Pascal Estrada

Personal information
- Full name: Pascal Juan Estrada
- Date of birth: 12 March 2002 (age 24)
- Place of birth: Linz, Austria
- Height: 1.87 m (6 ft 2 in)
- Position: Centre-back

Team information
- Current team: Kolding
- Number: 33

Youth career
- 2008–2010: ASKÖ Leonding
- 2010–2016: FC Pasching
- 2016–2018: LASK Linz
- 2018–2020: Wolverhampton Wanderers

Senior career*
- Years: Team / Apps / (Gls)
- 2020–2022: Wolverhampton Wanderers / 0 / (0)
- 2022–2024: Olimpija Ljubljana / 34 / (1)
- 2024–2025: Rheindorf Altach / 33 / (2)
- 2025–: Kolding / 13 / (0)

International career
- 2020: Austria U18 / 2 / (0)
- 2022–2024: Austria U21 / 20 / (2)

= Pascal Estrada =

Austrian footballer (born 2002)

Pascal Juan Estrada (born 12 March 2002) is an Austrian professional footballer who plays as a centre-back for Danish 1st Division club Kolding IF.

==Club career==
In 2018, Estrada joined the youth academy of English Premier League side Wolverhampton Wanderers. In 2022, he signed for Olimpija Ljubljana in Slovenia.

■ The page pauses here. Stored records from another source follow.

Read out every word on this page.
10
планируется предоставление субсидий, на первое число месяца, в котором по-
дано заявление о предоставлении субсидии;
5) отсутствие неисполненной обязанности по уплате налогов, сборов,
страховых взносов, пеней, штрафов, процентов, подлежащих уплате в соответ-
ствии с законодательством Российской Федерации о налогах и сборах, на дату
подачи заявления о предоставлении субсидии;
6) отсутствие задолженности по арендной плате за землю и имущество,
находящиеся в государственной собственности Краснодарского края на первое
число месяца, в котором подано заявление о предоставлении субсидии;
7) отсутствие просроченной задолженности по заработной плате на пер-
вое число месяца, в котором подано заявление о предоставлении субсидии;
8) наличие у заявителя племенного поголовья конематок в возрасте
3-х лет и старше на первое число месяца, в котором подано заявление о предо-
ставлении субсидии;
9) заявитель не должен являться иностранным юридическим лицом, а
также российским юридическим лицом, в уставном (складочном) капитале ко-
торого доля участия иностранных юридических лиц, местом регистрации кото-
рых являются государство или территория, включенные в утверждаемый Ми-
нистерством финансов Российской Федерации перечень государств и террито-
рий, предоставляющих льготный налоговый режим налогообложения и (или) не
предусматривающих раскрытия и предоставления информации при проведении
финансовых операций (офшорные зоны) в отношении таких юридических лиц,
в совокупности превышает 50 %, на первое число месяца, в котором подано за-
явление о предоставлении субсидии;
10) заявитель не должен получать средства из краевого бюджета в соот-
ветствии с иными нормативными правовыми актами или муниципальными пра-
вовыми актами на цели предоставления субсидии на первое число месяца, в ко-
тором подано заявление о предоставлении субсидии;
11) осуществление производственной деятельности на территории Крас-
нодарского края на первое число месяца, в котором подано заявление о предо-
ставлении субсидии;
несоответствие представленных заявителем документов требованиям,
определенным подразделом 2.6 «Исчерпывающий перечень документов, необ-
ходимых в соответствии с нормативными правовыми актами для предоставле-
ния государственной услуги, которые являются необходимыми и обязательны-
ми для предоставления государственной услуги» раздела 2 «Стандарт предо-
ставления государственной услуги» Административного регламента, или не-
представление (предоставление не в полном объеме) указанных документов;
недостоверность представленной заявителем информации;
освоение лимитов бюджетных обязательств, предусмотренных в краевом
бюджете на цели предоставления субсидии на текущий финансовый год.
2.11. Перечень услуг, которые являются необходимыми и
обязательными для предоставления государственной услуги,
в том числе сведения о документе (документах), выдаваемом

On 17 July 2022, he debuted for Olimpija during a 2–0 win over Mura in the first round of the 2022–23 Slovenian PrvaLiga.

On transfer deadline day, September 1, 2025, Estrada transferred to the Danish 1st Division club Kolding IF on a deal until June 2028.

==International career==
Estrada was capped for Austria at under-18 level, making two appearances against Cyprus in February 2020.

==Personal life==
Estrada's father, Mario Mühlbauer, was also a professional footballer.